Como é que no dia 31JAN24, sobre as eleições regionais nos Açores é publicada uma sondagem no Público dando o PS com 39% dos votos e o PSD com 36%, diferença de 3 pontos percentuais e a conclusão do ”PS à frente, AD tem maioria com Chega”, e os resultados das eleições dão a maioria ao PSD com 42% derrotando o PS que obtém 36%, à distância de 6 pontos percentuais!

RC identifica algumas das razões para que “políticos, comentadores, analistas, jornalistas se espalhassem ao comprido”: “habituados a extrapolações feitas com base em séries históricas com alguns padrões os órgãos de comunicação não relevaram” os factores acima referidos! Também a “mudança tectónica” da mobilização de eleitores e muito maior afluência ao voto, com redução dos abstencionistas! E o facto de continuar a haver, como diria o outro, paletes de indecisos. (Para a eleição de 10 de Março a sondagem do Público de 06FEV24 indica 20%, a do Expresso de 02FEV24, 16% e a Intercampus do CM/JN, 14,5%). O problema que RC não esclarece é porque razão (políticos, comentadores, analistas, jornalistas e órgão de comunicação social) ao que parece por “maus hábitos”, distracção, erro técnico, esquecimento não têm as considerações feitas em consideração...nomeadamente as projecções dos indecisos e a possível forte variação da taxa de abstenção. Mas que diabo, já são muitos anos de eleições e sondagens…

Interrogando-se se “A culpa foi das sondagens?”(1) não tem dúvidas: não, mas sim do mau uso das sondagens! E RC olhando para as Legislativas de 2022 refere “Erro nos diversos estudos, sobretudo o de não ter sublinhado de forma clara que PS tinha forte possibilidade de se distanciar do PSD”(1). Sim??? Mas foi erro??? Ou a sondagem ao não sublinhar essa possibilidade, ao dar o empate técnico, ter exactamente esse objectivo: induzir o voto no PS??? “Mas o maior erro (para RC) esteve na leitura dos dados brutos das sondagens e na valorização absoluta das projeções que anulam os indecisos.”(1) Erro maior? Mas então porquê, sondagem após sondagem, continuam a repetir, sistematicamente, os mesmos erros?

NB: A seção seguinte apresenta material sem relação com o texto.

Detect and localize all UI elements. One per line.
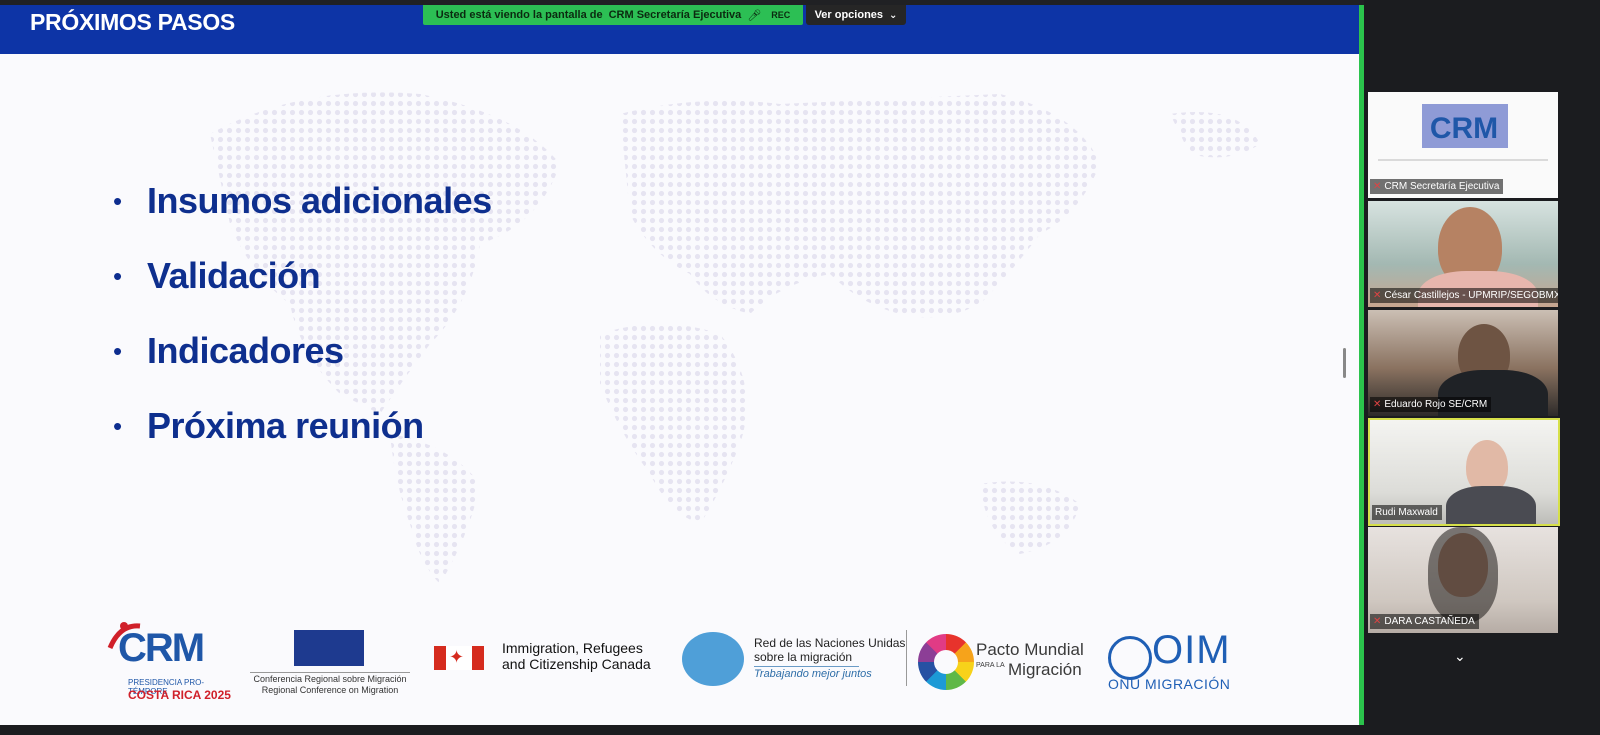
bullet-item: • Próxima reunión bbox=[113, 388, 492, 463]
participant-name: Rudi Maxwald bbox=[1375, 507, 1438, 518]
participant-name: Eduardo Rojo SE/CRM bbox=[1384, 399, 1488, 410]
canada-line1: Immigration, Refugees bbox=[502, 640, 643, 656]
bullet-text: Insumos adicionales bbox=[147, 179, 492, 221]
chevron-down-icon[interactable]: ⌄ bbox=[1454, 648, 1466, 665]
conference-name-en: Regional Conference on Migration bbox=[261, 685, 399, 695]
bullet-text: Indicadores bbox=[147, 329, 344, 371]
bullet-list: • Insumos adicionales • Validación • Indica… bbox=[113, 163, 492, 463]
bullet-text: Próxima reunión bbox=[147, 404, 424, 446]
bullet-item: • Insumos adicionales bbox=[113, 163, 492, 238]
bullet-item: • Indicadores bbox=[113, 313, 492, 388]
crm-wordmark: CRM bbox=[118, 626, 205, 670]
oim-full-name: ONU MIGRACIÓN bbox=[1108, 676, 1231, 692]
un-line2: sobre la migración bbox=[754, 650, 853, 664]
conference-rule bbox=[250, 672, 410, 673]
bullet-dot-icon: • bbox=[113, 185, 123, 216]
pacto-para-la: PARA LA bbox=[976, 662, 1005, 669]
view-options-button[interactable]: Ver opciones ⌄ bbox=[806, 5, 906, 25]
mic-muted-icon: ✕ bbox=[1373, 181, 1382, 192]
sponsor-logos: CRM PRESIDENCIA PRO-TÉMPORE COSTA RICA 2… bbox=[0, 620, 1340, 720]
participant-name-bar: Rudi Maxwald bbox=[1372, 505, 1442, 520]
canada-flag-icon: ✦ bbox=[434, 646, 484, 670]
participant-name: DARA CASTAÑEDA bbox=[1384, 616, 1475, 627]
participant-video-body bbox=[1446, 486, 1536, 524]
canada-logo: ✦ Immigration, Refugees and Citizenship … bbox=[434, 640, 674, 680]
un-line1: Red de las Naciones Unidas bbox=[754, 636, 906, 650]
crm-logo: CRM PRESIDENCIA PRO-TÉMPORE COSTA RICA 2… bbox=[104, 620, 234, 710]
slide-title: PRÓXIMOS PASOS bbox=[30, 9, 235, 35]
participant-name-bar: ✕ DARA CASTAÑEDA bbox=[1370, 614, 1479, 629]
bullet-dot-icon: • bbox=[113, 260, 123, 291]
oim-emblem-icon bbox=[1108, 636, 1152, 680]
presenter-name: CRM Secretaría Ejecutiva bbox=[608, 9, 742, 21]
conference-logo: Conferencia Regional sobre Migración Reg… bbox=[250, 630, 410, 710]
mic-muted-icon: ✕ bbox=[1373, 399, 1382, 410]
conference-name-es: Conferencia Regional sobre Migración bbox=[253, 674, 407, 684]
share-border bbox=[1359, 5, 1364, 725]
panel-resize-handle[interactable] bbox=[1343, 348, 1346, 378]
conference-emblem-icon bbox=[294, 630, 364, 666]
un-rule bbox=[754, 666, 859, 667]
chevron-down-icon: ⌄ bbox=[889, 9, 898, 21]
view-options-label: Ver opciones bbox=[814, 9, 884, 21]
participant-name: César Castillejos - UPMRIP/SEGOBMX bbox=[1384, 290, 1558, 301]
un-globe-icon bbox=[682, 632, 744, 686]
participant-tile[interactable]: ✕ César Castillejos - UPMRIP/SEGOBMX bbox=[1368, 201, 1558, 307]
participant-tile[interactable]: CRM ✕ CRM Secretaría Ejecutiva bbox=[1368, 92, 1558, 198]
participant-name: CRM Secretaría Ejecutiva bbox=[1384, 181, 1500, 192]
bullet-dot-icon: • bbox=[113, 335, 123, 366]
pacto-wheel-icon bbox=[918, 634, 974, 690]
participant-name-bar: ✕ Eduardo Rojo SE/CRM bbox=[1370, 397, 1492, 412]
pacto-mundial-logo: Pacto Mundial PARA LA Migración bbox=[918, 632, 1088, 692]
shared-slide: PRÓXIMOS PASOS • Insumos adicionales • Val… bbox=[0, 0, 1364, 725]
participant-name-bar: ✕ César Castillejos - UPMRIP/SEGOBMX bbox=[1370, 288, 1558, 303]
mic-muted-icon: ✕ bbox=[1373, 616, 1382, 627]
logo-divider bbox=[906, 630, 907, 686]
un-network-logo: Red de las Naciones Unidas sobre la migr… bbox=[682, 632, 906, 692]
bullet-text: Validación bbox=[147, 254, 321, 296]
canada-line2: and Citizenship Canada bbox=[502, 656, 651, 672]
oim-acronym: OIM bbox=[1152, 628, 1231, 672]
mic-muted-icon: 🎤︎ bbox=[747, 9, 762, 22]
bullet-item: • Validación bbox=[113, 238, 492, 313]
oim-logo: OIM ONU MIGRACIÓN bbox=[1108, 628, 1248, 698]
mic-muted-icon: ✕ bbox=[1373, 290, 1382, 301]
rec-indicator: REC bbox=[771, 10, 791, 20]
svg-text:CRM: CRM bbox=[1430, 112, 1498, 145]
crm-country: COSTA RICA 2025 bbox=[128, 688, 231, 702]
share-prefix: Usted está viendo la pantalla de bbox=[435, 9, 603, 21]
participant-video-hair bbox=[1428, 527, 1498, 623]
pacto-line1: Pacto Mundial bbox=[976, 640, 1084, 659]
participant-tile-active-speaker[interactable]: Rudi Maxwald bbox=[1368, 418, 1560, 526]
bullet-dot-icon: • bbox=[113, 410, 123, 441]
un-tagline: Trabajando mejor juntos bbox=[754, 668, 872, 680]
participant-tile[interactable]: ✕ Eduardo Rojo SE/CRM bbox=[1368, 310, 1558, 416]
participant-tile[interactable]: ✕ DARA CASTAÑEDA bbox=[1368, 527, 1558, 633]
screen-share-banner: Usted está viendo la pantalla de CRM Sec… bbox=[423, 5, 803, 25]
pacto-line2: Migración bbox=[1008, 660, 1082, 679]
participant-name-bar: ✕ CRM Secretaría Ejecutiva bbox=[1370, 179, 1504, 194]
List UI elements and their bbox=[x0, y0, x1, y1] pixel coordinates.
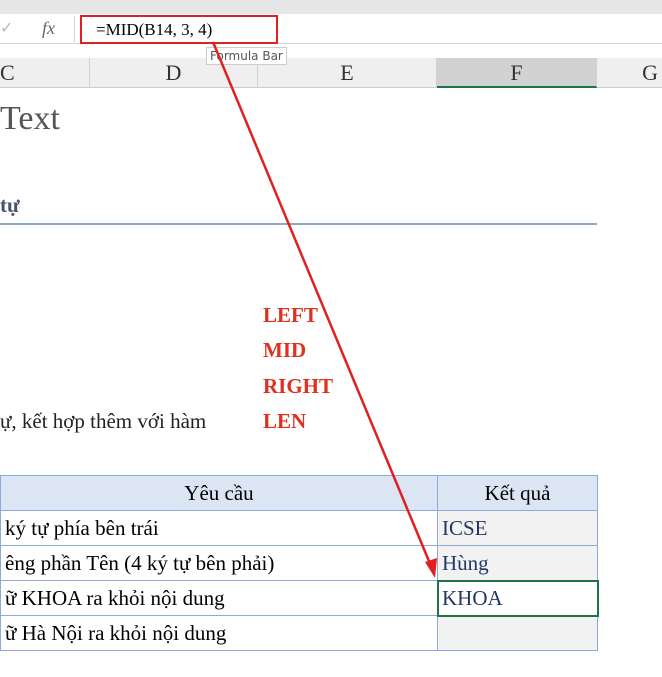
annotation-arrow bbox=[211, 41, 437, 578]
arrow-line bbox=[211, 41, 433, 567]
arrow-head bbox=[425, 558, 437, 578]
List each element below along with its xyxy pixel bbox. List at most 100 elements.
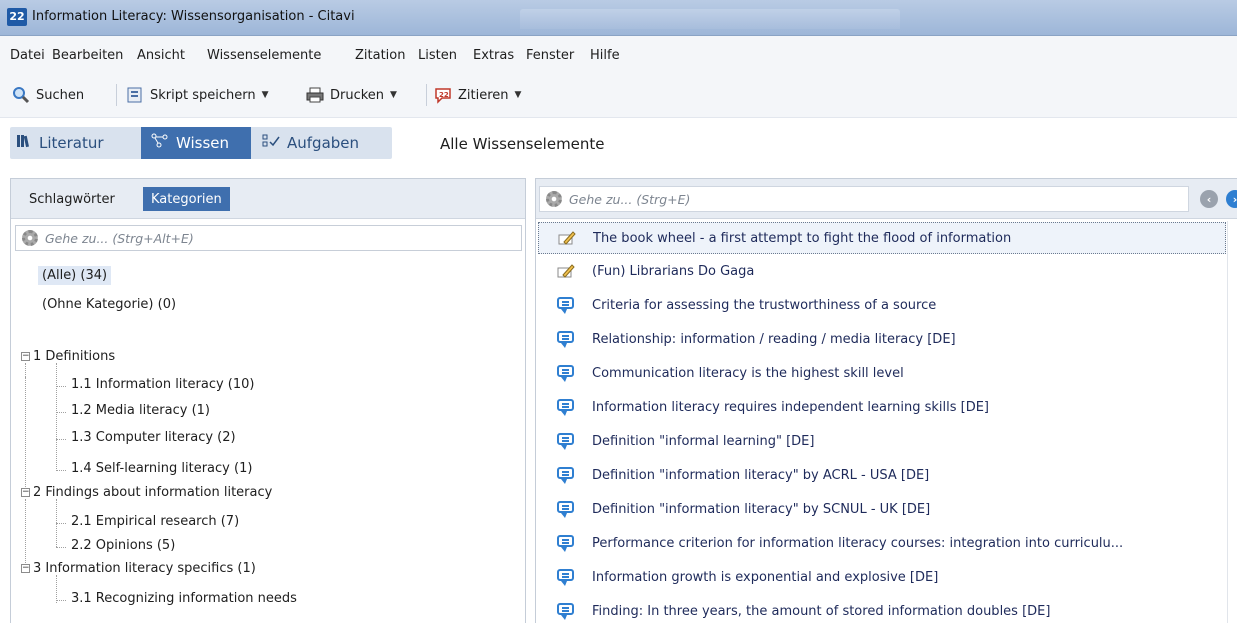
list-item[interactable]: Definition "information literacy" by ACR…: [538, 459, 1226, 491]
citavi-logo-icon: 22: [7, 8, 27, 26]
knowledge-item-title: Communication literacy is the highest sk…: [592, 365, 904, 381]
comment-icon: [556, 466, 576, 484]
chevron-down-icon[interactable]: ▼: [390, 90, 397, 100]
menu-fenster[interactable]: Fenster: [526, 48, 574, 63]
menu-ansicht[interactable]: Ansicht: [137, 48, 185, 63]
list-item[interactable]: Information literacy requires independen…: [538, 391, 1226, 423]
menu-wissenselemente[interactable]: Wissenselemente: [207, 48, 321, 63]
tree-node-opinions[interactable]: 2.2 Opinions (5): [71, 538, 175, 553]
cite-button[interactable]: 22 Zitieren ▼: [434, 84, 521, 106]
tree-node-empirical-research[interactable]: 2.1 Empirical research (7): [71, 514, 239, 529]
tab-wissen[interactable]: Wissen: [141, 127, 251, 159]
tree-connector: [56, 600, 66, 601]
magnifier-icon: [12, 86, 30, 104]
toolbar-separator: [116, 84, 117, 106]
knowledge-item-title: Information literacy requires independen…: [592, 399, 989, 415]
print-label: Drucken: [330, 87, 385, 103]
save-script-button[interactable]: Skript speichern ▼: [126, 84, 269, 106]
category-goto-placeholder: Gehe zu... (Strg+Alt+E): [45, 230, 194, 246]
item-goto-field[interactable]: Gehe zu... (Strg+E): [539, 186, 1189, 212]
tree-connector: [25, 499, 26, 573]
chevron-down-icon[interactable]: ▼: [262, 90, 269, 100]
list-item[interactable]: Finding: In three years, the amount of s…: [538, 595, 1226, 623]
knowledge-item-title: Relationship: information / reading / me…: [592, 331, 956, 347]
list-item[interactable]: Performance criterion for information li…: [538, 527, 1226, 559]
menu-datei[interactable]: Datei: [10, 48, 45, 63]
tree-node-all[interactable]: (Alle) (34): [38, 266, 112, 285]
forward-arrow-icon[interactable]: ›: [1226, 190, 1237, 208]
tree-node-recognizing-needs[interactable]: 3.1 Recognizing information needs: [71, 591, 297, 606]
print-button[interactable]: Drucken ▼: [306, 84, 397, 106]
menu-bearbeiten[interactable]: Bearbeiten: [52, 48, 123, 63]
tree-connector: [25, 363, 26, 377]
list-item[interactable]: Relationship: information / reading / me…: [538, 323, 1226, 355]
toolbar: Suchen Skript speichern ▼ Drucken ▼ 22 Z…: [0, 72, 1237, 118]
knowledge-items-header: Gehe zu... (Strg+E) ‹ ›: [536, 179, 1237, 219]
tree-node-definitions[interactable]: 1 Definitions: [33, 349, 115, 364]
gear-icon[interactable]: [22, 230, 38, 246]
collapse-icon[interactable]: −: [21, 352, 30, 361]
checklist-icon: [262, 133, 280, 153]
books-icon: [16, 133, 32, 153]
list-item[interactable]: Communication literacy is the highest sk…: [538, 357, 1226, 389]
menu-zitation[interactable]: Zitation: [355, 48, 405, 63]
tree-connector: [56, 523, 66, 524]
list-item[interactable]: The book wheel - a first attempt to figh…: [538, 222, 1226, 254]
collapse-icon[interactable]: −: [21, 564, 30, 573]
tree-node-specifics[interactable]: 3 Information literacy specifics (1): [33, 561, 256, 576]
tree-node-media-literacy[interactable]: 1.2 Media literacy (1): [71, 403, 210, 418]
knowledge-items-panel: Gehe zu... (Strg+E) ‹ › The book wheel -…: [535, 178, 1237, 623]
quote-icon: 22: [434, 86, 452, 104]
tree-connector: [56, 412, 66, 413]
menu-hilfe[interactable]: Hilfe: [590, 48, 620, 63]
comment-icon: [556, 296, 576, 314]
comment-icon: [556, 602, 576, 620]
tree-node-self-learning-literacy[interactable]: 1.4 Self-learning literacy (1): [71, 461, 252, 476]
gear-icon[interactable]: [546, 191, 562, 207]
knowledge-item-title: Definition "information literacy" by ACR…: [592, 467, 930, 483]
background-window-tab[interactable]: [520, 9, 900, 29]
script-icon: [126, 86, 144, 104]
tab-literatur[interactable]: Literatur: [14, 127, 140, 159]
knowledge-item-title: Performance criterion for information li…: [592, 535, 1124, 551]
menu-bar: Datei Bearbeiten Ansicht Wissenselemente…: [0, 36, 1237, 72]
tree-node-findings[interactable]: 2 Findings about information literacy: [33, 485, 272, 500]
list-item[interactable]: Information growth is exponential and ex…: [538, 561, 1226, 593]
list-item[interactable]: Definition "informal learning" [DE]: [538, 425, 1226, 457]
knowledge-item-title: (Fun) Librarians Do Gaga: [592, 263, 755, 279]
back-arrow-icon[interactable]: ‹: [1200, 190, 1218, 208]
tab-kategorien[interactable]: Kategorien: [143, 187, 230, 211]
pencil-icon: [556, 262, 576, 280]
svg-text:22: 22: [439, 91, 449, 99]
list-item[interactable]: (Fun) Librarians Do Gaga: [538, 255, 1226, 287]
category-panel: Schlagwörter Kategorien Gehe zu... (Strg…: [10, 178, 526, 623]
comment-icon: [556, 500, 576, 518]
search-button[interactable]: Suchen: [12, 84, 84, 106]
collapse-icon[interactable]: −: [21, 488, 30, 497]
tree-connector: [25, 377, 26, 493]
tree-connector: [56, 575, 57, 603]
menu-listen[interactable]: Listen: [418, 48, 457, 63]
pencil-icon: [557, 229, 577, 247]
tree-node-information-literacy[interactable]: 1.1 Information literacy (10): [71, 377, 254, 392]
list-item[interactable]: Definition "information literacy" by SCN…: [538, 493, 1226, 525]
tree-connector: [56, 386, 66, 387]
knowledge-item-title: The book wheel - a first attempt to figh…: [593, 230, 1012, 246]
vertical-scrollbar[interactable]: [1227, 221, 1237, 623]
printer-icon: [306, 86, 324, 104]
menu-extras[interactable]: Extras: [473, 48, 514, 63]
toolbar-separator: [426, 84, 427, 106]
tab-aufgaben[interactable]: Aufgaben: [256, 127, 390, 159]
category-panel-tabs: Schlagwörter Kategorien: [11, 179, 525, 219]
tree-node-computer-literacy[interactable]: 1.3 Computer literacy (2): [71, 430, 236, 445]
view-title: Alle Wissenselemente: [440, 135, 605, 153]
tree-connector: [56, 439, 66, 440]
tree-node-uncategorized[interactable]: (Ohne Kategorie) (0): [42, 297, 176, 312]
literatur-label: Literatur: [39, 134, 104, 152]
category-goto-field[interactable]: Gehe zu... (Strg+Alt+E): [15, 225, 522, 251]
tree-connector: [56, 547, 66, 548]
comment-icon: [556, 330, 576, 348]
tab-schlagwoerter[interactable]: Schlagwörter: [21, 187, 123, 211]
list-item[interactable]: Criteria for assessing the trustworthine…: [538, 289, 1226, 321]
chevron-down-icon[interactable]: ▼: [515, 90, 522, 100]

Ou seja, é necessário responder à questão “Para que servem as sondagens”? Porque fazem tanto uso delas a comunicação social dominante? Porque transforma praticamente o debate eleitoral numa sucessão infindável de sondagens, aliás muitas vezes contraditórias nos resultados, e no comentário sem fim dos seus resultados? É para ocupar espaço noticioso, porque é produto de mercado mediático com os nºs e percentagens de votos estabelecendo uma espécie de jogo e concorrência entre os partidos, apelativa para os consumidores de notícias e amigos da bola??? Será apenas como escreve RC “O que todos queremos saber é quem ganha, por quanto, que maiorias podem existir, o que acontece aos outros partidos”(1). E então os órgão de comunicação social dedicam-se a satisfazer essa apetência. Será??? Ou é uma tentativa forte mesmo se subreptícia, subterrânea, não assumida para influenciar resultados, para produzir a tal “mudança tectónica” na mobilização dos eleitores, (“voto em cima da hora”, 14% em 2022) e manipulação da sua decisão de escolha livre do voto, conduzindo à urna, conduzindo ao voto útil???

Um técnica de produzir “bipolarização”, melhor “bipartidarização” (outra é a forma de abordagem e do comentário dos debates entre líderes) e mesmo maiorias absolutas, através do reforço/indução do voto útil: X está à beira de ganhar (como mostra a sondagem), então corramos todos a impedi-lo, com o voto em Y; vota em X para ter uma maioria absoluta, ele está mesmo, mesmo à beira dela… o teu voto em Y é desperdício, pode impedir que X ganhe e logo a vantagem para Z; como se «vê» das sondagens há um empate (técnico ou não!) e o teu voto pode desempatar…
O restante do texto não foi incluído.